No capítulo XXVI, do segundo volume, depois que dom Quixote destroça a espadadas o teatro de bonecos, mestre Pedro diz, literalmente: “Com que me lpagasse o senhor dom Quixote alguma parte das feituras que me desfez…”. Quantos de nós entendemos a piada sem consultar o Houaiss? Mesmo entendendo, temos outro problema: a palavra “feitura” perdeu seu ambiente, se tornou um tanto ridícula. Então parti pro drible: “Se o senhor dom Quixote me pagasse uma parte do que seu feito desfez…”.

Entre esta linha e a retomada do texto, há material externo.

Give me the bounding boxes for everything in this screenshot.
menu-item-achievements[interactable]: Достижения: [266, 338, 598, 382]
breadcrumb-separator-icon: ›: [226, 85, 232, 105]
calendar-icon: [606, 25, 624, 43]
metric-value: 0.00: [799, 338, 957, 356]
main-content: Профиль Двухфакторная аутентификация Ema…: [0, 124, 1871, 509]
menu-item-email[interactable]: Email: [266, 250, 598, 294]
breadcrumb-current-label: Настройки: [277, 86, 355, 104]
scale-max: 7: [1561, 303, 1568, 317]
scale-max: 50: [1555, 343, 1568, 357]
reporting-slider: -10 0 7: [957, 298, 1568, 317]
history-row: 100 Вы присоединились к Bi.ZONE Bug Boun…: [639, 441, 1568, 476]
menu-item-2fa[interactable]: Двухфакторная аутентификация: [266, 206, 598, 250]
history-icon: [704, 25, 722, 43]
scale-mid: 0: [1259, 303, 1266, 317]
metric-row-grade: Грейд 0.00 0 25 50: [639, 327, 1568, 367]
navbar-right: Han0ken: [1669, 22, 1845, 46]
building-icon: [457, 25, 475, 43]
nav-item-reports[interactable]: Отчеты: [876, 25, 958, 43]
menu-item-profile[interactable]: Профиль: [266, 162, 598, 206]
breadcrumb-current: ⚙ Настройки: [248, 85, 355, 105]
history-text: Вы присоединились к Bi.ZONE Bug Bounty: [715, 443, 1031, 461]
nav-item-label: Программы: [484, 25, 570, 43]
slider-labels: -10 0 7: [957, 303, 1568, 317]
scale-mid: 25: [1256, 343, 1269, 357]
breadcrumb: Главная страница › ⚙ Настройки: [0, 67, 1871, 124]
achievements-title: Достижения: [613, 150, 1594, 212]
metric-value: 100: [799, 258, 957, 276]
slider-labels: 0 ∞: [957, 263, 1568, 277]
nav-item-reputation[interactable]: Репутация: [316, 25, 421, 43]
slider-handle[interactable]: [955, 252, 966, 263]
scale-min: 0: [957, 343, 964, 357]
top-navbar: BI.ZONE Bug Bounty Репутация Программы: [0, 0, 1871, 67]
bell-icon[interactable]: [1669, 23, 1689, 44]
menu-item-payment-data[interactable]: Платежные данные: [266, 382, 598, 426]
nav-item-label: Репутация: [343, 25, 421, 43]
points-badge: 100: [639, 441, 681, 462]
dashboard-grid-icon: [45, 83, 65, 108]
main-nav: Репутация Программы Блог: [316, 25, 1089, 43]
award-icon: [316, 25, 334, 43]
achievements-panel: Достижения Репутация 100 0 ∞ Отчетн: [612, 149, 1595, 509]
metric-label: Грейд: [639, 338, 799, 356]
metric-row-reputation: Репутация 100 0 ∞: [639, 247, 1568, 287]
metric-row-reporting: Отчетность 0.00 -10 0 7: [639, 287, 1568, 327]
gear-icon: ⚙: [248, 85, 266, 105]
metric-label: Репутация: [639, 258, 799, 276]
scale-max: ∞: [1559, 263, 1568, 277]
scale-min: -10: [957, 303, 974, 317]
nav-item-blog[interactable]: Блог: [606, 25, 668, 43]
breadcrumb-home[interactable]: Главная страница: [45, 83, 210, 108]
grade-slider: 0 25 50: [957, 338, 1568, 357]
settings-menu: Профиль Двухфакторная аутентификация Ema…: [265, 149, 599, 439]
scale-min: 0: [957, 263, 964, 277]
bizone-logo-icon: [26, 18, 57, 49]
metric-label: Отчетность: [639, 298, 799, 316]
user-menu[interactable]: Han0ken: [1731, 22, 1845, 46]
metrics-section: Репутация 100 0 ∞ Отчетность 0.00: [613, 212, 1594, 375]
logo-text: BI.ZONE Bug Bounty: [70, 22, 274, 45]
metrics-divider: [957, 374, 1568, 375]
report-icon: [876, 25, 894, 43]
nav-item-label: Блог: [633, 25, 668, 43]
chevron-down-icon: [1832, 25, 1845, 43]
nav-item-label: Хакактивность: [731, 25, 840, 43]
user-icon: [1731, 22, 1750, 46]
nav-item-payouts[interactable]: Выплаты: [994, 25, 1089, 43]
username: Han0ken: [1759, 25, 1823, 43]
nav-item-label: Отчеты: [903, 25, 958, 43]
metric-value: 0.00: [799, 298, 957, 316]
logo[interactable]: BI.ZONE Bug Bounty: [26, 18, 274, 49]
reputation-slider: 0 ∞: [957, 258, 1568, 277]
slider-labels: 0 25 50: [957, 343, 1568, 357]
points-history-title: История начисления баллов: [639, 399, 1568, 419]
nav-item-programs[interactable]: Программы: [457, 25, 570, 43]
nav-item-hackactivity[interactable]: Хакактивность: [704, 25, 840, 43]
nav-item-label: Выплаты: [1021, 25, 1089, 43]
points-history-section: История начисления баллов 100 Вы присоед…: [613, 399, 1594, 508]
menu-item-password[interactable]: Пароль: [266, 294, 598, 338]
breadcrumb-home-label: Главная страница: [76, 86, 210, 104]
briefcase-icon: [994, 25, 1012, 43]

Há também piadas que dependem de nosso conhecimento da época, dos costumes, da cultura. No capítulo XLVI, do primeiro volume, Sancho viu a suposta princesa Micomicona nuns amassos com um cavaleiro e diz algumas coisas “con perdón de las tocadas honradas!”. Veja, em espanhol, “tocada” e “toucada” são uma só palavra. Depois, há o veneno da língua do Sancho. Como as damas honradas usavam touca, surgiu a expressão “com perdão das toucas honradas”, que equivale a “me perdoem as senhoras presentes”. Com o jogo de palavras perdido em português, tentei salvar o veneno: “diga-se com perdão das honradas… cortesãs”. Veja bem, fui obrigado a uma pausa, pra sublinhar o duplo sentido de cortesã, coisa que “tocada” faz com uma das mãos nas costas.

Por falar em Sancho, há os ditados dele, verdadeiras enxurradas. Há ditados espanhóis de compreensão imediata no Brasil, alguns até são os mesmos com um que outro jogo de corpo, mas há muitos que não fazem sentido nenhum, ou perdem as rimas e a graça. Gastei horas e horas de pesquisa atrás de ditados equivalentes. Equivalentes, note-se, não só no sentido, mas no humor, na agilidade. Umas duas ou três vezes, no desespero, tive de adaptar, como no caso de “não importa com quem nasces, mas com quem paces”, que se tornou “não importa a casta, mas com quem se pasta”.

E as expressões? Na cena famosa do escrutínio da biblioteca, o padre manda a criada queimar os livros grandes. Aí se descreve, literalmente: “Não se disse a tonta nem a surda, mas a quem tinha mais gana de queimá-los que de tecer um pano, por grande e fino que fosse”. “Echar una tela” é tecer um pano e ao mesmo tempo fazer amor. Os viscondes: “Não o disse a nenhuma tonta nem surda, que mais vontade tinha ela própria de os ver queimados que de botar ao tear uma teia, por grande e fina que fosse”. “Tela” também pode ser teia, mas cadê o sentido aqui? E a graça, cadê? Penso ter ficado mais perto deles: “Não falou a boba nem a surda, mas a quem tinha mais gana de queimá-los do que pintar e bordar, fosse lá o quê ou com quem”.

Por esses exemplos, fica claro que uma tradução não é uma luta que a gente ganha por nocaute, mas por pontos. Daí a necessidade de tentar não desperdiçar nenhum pontinho.

Romanções e romancinhos

Talvez eu não tenha sido claro, coisa que considero imperdoável, daí a voltar a esse assunto pouco divertido. Não faço o negativo do Roberto Bolaño, quer dizer, não defendo os livros curtos contra os longos. Não estou nem aí pro número de páginas de um livro. Eu só espero que ele seja bem escrito. Mais nada. Defender um livro apenas pelo número de páginas me parece uma das superstições mais pitorescas.

Outra coisa: discordo do Charlles Campos quando ele diz que meu ataque à “Parte dos crimes” de 2666 foi gratuita, que bastava eu elogiar a Festa no covil. Como a “Parte dos crimes” e a Festa no covil tratam, entre outras mumunhas, da violência no México, me sinto à vontade pra comparar. Nesse caso, achei Bolaño ineficaz e Villalobos contundente. Mais: apontei meus motivos pra achar isso. Mas, coisa nada estranha, a discussão ficou apenas na gozada que dei no Bolaño.